Over-the-Counter Hearing Aids - A New Avenue for Mild to Moderate Hearing Loss Treatment

by Lindsay Robinson, HIA Program Coordinator

August 17, 2022


On August 17, 2022, the final OTC rule issued by the FDA was published in the Federal Register. The final rule establishes a category for over-the-counter hearing aids and updates requirements for prescription hearing aids. The effective date of the final rule is October 17, 2022, 60 days after publication in the Federal Register.


OTC hearing aids are only intended for use by adults with mild to moderate hearing loss and will be available for purchase online, through the mail, or in a retail location without the intervention of a licensed hearing professional, which will reduce the overall cost of treatment. This new category is applauded by hearing industry and professional groups alike, as it will expand treatment options for many consumers who have yet to take the first step toward hearing health. Licensed hearing professionals agree that although this new avenue is widely supported, it is still important for all individuals with hearing loss to first consult with a licensed hearing professional to better understand their unique hearing loss. Hearing loss can occur because of aging, noise exposure, medical treatment, injury, genetics, and even excess earwax. Having a professional observe the inner ear and conduct a hearing test can help the individual eliminate other medical conditions and be advised on the treatment options that will work best for their specific type of hearing loss.


The FDA in the final OTC rule states the following: “Indeed, we recommend consulting licensed persons in several circumstances, including for the diagnosis of hearing impairment and in the fitting and continued use of OTC hearing aids when consumers choose to seek such services.”1

Here is what we know:

  • Healthy hearing results in positive health outcomes, increases social engagement, improves communications, and lowers the risk of depression and cognitive decline.2
  • If left untreated, hearing loss is associated with 46 percent higher total health care costs over a 10-year period.3
  • Those who reported moderate or worse untreated hearing loss were more likely to use mental health services for psychosocial disorders such as depression than their peers who wear hearing aids.4
  • Around 1 in 3 people between the ages of 65 and 74 have hearing loss and nearly half of those older than 75 have hearing difficulty.5
  • 8 in 10 who chose to treat their hearing loss report life-changing results and 91% of hearing aid owners say they are satisfied with their hearing professional.6


If you are interested in purchasing OTC hearing aids for treating your mild to moderate hearing loss, it's important to do your research and obtain a purchase receipt, understand the retailer’s return policy and the warranty on the device.
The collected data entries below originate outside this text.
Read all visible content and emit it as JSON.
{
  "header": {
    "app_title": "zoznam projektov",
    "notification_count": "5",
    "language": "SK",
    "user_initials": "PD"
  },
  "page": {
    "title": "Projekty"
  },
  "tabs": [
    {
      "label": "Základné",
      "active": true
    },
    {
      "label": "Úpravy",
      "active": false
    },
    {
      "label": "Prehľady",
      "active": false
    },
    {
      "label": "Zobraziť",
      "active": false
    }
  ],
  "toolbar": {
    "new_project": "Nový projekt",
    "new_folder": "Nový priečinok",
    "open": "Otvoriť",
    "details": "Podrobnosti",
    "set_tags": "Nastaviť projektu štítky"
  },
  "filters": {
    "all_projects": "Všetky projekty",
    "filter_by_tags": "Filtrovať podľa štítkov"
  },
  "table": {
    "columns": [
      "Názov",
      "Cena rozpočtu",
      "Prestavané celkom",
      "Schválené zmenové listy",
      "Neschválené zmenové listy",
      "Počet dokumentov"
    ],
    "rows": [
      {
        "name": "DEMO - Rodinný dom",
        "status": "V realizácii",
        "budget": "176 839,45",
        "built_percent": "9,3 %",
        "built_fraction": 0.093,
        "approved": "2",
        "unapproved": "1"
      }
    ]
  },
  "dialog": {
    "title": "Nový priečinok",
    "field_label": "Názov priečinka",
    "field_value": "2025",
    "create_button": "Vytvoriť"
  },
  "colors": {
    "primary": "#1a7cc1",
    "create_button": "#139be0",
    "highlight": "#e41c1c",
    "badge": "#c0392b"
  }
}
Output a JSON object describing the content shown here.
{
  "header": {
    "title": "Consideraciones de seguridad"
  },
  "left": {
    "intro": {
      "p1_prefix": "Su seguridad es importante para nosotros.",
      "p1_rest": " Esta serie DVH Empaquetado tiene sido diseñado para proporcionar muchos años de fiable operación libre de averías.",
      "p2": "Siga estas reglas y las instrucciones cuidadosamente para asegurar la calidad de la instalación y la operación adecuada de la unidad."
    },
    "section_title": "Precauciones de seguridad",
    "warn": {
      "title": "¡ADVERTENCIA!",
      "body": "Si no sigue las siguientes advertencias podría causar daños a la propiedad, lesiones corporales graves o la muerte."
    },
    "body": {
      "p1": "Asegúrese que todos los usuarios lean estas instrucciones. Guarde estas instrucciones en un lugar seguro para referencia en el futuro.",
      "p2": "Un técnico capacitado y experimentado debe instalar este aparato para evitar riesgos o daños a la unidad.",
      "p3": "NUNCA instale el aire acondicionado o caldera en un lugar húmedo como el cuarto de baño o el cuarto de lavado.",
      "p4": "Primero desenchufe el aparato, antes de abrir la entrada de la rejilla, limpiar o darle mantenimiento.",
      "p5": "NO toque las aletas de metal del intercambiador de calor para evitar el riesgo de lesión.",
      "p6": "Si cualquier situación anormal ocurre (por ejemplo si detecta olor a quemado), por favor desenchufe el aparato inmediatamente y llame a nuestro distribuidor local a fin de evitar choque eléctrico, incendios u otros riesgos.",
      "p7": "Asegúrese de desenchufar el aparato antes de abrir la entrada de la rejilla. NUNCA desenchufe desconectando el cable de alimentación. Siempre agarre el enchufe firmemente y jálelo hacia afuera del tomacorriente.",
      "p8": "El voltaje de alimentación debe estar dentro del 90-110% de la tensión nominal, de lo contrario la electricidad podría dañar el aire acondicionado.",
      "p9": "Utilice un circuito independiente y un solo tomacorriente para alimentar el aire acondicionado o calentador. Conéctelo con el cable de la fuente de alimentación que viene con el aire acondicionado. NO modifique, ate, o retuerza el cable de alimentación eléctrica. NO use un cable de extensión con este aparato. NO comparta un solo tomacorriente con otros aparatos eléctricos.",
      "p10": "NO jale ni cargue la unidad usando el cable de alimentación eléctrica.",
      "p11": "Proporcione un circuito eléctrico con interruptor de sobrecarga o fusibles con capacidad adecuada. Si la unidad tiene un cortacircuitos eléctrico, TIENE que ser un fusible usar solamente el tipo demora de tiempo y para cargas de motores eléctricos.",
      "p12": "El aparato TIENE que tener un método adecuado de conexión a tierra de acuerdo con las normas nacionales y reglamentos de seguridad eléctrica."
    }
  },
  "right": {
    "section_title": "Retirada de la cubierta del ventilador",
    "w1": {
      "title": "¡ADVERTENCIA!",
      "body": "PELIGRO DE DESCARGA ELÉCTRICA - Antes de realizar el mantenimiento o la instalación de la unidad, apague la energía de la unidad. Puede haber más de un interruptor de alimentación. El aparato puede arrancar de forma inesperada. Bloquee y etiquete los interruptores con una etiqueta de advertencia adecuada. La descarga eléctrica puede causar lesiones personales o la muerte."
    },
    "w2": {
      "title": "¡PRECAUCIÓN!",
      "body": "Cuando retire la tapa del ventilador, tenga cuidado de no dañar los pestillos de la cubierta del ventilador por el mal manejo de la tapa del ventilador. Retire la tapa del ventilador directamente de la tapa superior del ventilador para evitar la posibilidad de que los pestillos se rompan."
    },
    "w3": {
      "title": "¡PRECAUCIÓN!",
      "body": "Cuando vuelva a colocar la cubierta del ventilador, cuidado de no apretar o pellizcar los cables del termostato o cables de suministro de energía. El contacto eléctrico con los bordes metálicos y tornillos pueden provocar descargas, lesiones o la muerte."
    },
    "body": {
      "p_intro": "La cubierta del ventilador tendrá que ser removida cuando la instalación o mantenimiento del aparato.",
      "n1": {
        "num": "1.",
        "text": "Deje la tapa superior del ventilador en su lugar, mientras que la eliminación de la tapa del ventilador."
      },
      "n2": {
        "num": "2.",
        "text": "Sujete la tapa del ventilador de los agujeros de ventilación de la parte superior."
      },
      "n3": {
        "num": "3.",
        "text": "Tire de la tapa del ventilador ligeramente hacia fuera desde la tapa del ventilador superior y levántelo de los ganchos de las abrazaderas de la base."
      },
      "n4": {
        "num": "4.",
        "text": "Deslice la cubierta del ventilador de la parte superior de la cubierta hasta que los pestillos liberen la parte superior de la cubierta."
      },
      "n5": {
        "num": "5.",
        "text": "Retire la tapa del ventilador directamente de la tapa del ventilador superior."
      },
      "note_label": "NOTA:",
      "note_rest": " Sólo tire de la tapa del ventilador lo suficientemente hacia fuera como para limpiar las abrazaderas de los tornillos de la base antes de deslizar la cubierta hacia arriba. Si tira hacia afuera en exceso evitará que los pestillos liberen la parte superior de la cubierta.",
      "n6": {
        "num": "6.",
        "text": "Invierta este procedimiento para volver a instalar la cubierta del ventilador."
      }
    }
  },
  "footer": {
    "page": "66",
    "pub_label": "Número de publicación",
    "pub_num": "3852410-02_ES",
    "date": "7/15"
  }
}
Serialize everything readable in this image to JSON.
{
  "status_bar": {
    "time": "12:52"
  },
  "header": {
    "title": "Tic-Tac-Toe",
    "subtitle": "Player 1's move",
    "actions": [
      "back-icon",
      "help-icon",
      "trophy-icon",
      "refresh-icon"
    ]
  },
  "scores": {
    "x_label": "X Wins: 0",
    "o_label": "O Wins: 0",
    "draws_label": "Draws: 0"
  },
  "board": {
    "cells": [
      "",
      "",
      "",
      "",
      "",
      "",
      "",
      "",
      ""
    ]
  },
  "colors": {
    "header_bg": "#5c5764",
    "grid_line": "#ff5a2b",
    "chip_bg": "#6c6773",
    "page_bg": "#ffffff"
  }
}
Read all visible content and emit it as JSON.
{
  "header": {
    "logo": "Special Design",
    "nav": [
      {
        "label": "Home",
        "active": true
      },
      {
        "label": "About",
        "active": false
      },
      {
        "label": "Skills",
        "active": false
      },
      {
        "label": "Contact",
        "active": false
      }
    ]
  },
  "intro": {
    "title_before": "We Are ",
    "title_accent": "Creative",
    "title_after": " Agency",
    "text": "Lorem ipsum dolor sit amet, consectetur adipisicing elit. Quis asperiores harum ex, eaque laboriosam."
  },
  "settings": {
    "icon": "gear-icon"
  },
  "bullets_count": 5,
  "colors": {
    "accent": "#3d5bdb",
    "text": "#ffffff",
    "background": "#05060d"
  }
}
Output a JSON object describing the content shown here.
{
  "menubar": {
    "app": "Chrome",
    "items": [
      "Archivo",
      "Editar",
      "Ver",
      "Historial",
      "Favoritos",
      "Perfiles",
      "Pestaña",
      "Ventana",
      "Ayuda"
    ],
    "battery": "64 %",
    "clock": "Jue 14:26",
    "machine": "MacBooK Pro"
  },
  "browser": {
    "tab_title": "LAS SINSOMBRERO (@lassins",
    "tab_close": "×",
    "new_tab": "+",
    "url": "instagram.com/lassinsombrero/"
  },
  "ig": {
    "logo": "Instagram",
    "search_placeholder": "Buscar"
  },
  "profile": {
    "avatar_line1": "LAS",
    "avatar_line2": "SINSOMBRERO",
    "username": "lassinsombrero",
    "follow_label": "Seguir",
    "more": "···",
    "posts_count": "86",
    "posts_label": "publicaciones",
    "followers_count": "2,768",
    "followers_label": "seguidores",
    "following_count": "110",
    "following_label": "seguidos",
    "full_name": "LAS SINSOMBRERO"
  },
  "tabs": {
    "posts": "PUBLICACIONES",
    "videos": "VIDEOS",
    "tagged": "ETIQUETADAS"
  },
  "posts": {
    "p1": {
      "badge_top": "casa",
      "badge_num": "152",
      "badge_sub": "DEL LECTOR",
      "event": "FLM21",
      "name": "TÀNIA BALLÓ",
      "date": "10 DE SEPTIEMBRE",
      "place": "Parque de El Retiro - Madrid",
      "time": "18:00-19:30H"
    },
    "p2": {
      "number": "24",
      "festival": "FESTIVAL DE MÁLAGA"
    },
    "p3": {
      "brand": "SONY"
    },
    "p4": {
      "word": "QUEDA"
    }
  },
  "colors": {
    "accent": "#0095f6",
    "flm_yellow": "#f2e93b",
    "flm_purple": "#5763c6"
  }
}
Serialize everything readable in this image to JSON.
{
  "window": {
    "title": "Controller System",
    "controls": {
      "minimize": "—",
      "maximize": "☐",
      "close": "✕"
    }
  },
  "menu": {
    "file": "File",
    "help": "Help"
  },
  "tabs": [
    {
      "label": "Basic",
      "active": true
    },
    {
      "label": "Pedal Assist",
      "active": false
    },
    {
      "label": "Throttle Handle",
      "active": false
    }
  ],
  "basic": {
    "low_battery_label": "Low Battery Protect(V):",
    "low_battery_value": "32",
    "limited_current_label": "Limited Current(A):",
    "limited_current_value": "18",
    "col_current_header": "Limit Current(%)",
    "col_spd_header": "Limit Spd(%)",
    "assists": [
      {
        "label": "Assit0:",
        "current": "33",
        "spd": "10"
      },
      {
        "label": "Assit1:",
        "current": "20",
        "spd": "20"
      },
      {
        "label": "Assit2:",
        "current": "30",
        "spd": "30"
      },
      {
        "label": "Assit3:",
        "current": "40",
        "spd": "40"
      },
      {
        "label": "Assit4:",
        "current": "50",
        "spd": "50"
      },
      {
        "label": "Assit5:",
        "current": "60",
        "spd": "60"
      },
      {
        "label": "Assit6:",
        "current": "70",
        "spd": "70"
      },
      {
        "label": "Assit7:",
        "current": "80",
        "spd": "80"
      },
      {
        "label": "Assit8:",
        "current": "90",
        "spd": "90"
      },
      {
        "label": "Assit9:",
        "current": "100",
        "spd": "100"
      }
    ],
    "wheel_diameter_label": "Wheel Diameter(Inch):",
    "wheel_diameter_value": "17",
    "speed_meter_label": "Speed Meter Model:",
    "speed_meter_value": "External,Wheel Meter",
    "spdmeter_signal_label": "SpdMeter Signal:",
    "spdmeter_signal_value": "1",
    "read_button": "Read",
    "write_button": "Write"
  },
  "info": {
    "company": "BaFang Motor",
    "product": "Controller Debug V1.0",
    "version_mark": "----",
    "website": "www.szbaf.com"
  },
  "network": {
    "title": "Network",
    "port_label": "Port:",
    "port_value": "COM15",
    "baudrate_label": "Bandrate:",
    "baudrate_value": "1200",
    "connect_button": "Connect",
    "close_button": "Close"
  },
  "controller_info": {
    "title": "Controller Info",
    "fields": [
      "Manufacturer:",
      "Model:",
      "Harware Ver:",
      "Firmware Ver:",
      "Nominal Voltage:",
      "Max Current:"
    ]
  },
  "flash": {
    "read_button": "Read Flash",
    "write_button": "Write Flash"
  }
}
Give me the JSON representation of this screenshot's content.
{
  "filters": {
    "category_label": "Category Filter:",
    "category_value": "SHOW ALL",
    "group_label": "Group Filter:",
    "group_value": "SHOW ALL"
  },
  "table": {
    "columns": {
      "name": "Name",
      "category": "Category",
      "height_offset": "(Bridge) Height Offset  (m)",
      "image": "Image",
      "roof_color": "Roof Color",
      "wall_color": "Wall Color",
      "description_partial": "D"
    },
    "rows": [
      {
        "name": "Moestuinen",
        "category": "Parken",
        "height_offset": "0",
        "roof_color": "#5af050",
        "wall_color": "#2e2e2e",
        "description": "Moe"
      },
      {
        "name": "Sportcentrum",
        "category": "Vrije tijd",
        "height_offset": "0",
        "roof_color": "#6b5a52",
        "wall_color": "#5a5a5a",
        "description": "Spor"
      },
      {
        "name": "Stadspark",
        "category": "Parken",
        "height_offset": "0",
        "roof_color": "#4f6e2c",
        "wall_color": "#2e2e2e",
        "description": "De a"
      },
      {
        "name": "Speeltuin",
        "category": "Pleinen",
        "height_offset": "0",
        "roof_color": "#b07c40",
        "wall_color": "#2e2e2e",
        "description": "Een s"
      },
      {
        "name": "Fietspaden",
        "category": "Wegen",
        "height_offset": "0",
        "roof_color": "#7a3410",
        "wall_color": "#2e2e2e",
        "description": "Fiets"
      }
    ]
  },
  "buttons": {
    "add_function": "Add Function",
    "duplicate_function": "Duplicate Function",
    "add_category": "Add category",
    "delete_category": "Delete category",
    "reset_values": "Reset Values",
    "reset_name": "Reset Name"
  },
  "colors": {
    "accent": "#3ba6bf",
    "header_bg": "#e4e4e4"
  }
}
Noise related hearing loss is on the rise so consumers should also be careful to choose a device and amplification level that will provide a benefit while doing no harm. If you have any questions about your hearing health or need advice about the various styles of hearing aids and treatment options, reach out to a licensed hearing professional. For more tips about how to choose a hearing device, visit our What to Consider When Looking for a Hearing Aid page.


1 Department of Health and Human Services – Food and Drug Administration, Docket No. FDA-2021-N-0555;
2 “The Hidden Risks of Hearing Loss.” Johns Hopkins Medicine. h?tps:// Accessed August 16, 2018.
3 Trends in Health Care Costs and Utilization Associated With Untreated Hearing Loss Over 10 Years.” Nicholas S. Reed, Aylin Altan, Jennifer A. Deal, Charlotte Yeh, Alexander D. Kravetz, Margaret Wallhagen, Frank R. Lin JAMA Otolaryngology Head Neck Surg. 2019 Jan; 145(1): 27–34. Published online 2018 Nov 8. doi: 10.1001/jamaoto.2018.2875, PMCID: PMC6439810.
4 Bigelow RT, Reed NS, Brewster KK, Huang A, Rebok G, Rutherford BR, Lin FR. Association of Hearing Loss With Psychological Distress and Utilization of Mental Health Services Among Adults in the United States. JAMA Netw Open. 2020 Jul 1;3(7):e2010986. doi: 10.1001/jamanetworkopen.2020.10986. PMID: 32687587; PMCID: PMC7372323.
5 U.S. Department of Health and Human Services. (n.d.). Hearing loss: A common problem for older adults. National Institute on Aging. Retrieved July 27, 2022, from
6 Powers TA, Carr K. MarkeTrak 2022: Naviga?ing the changing landscape of hearing healthcare. Hearing Review. 2022;29(5):12-17.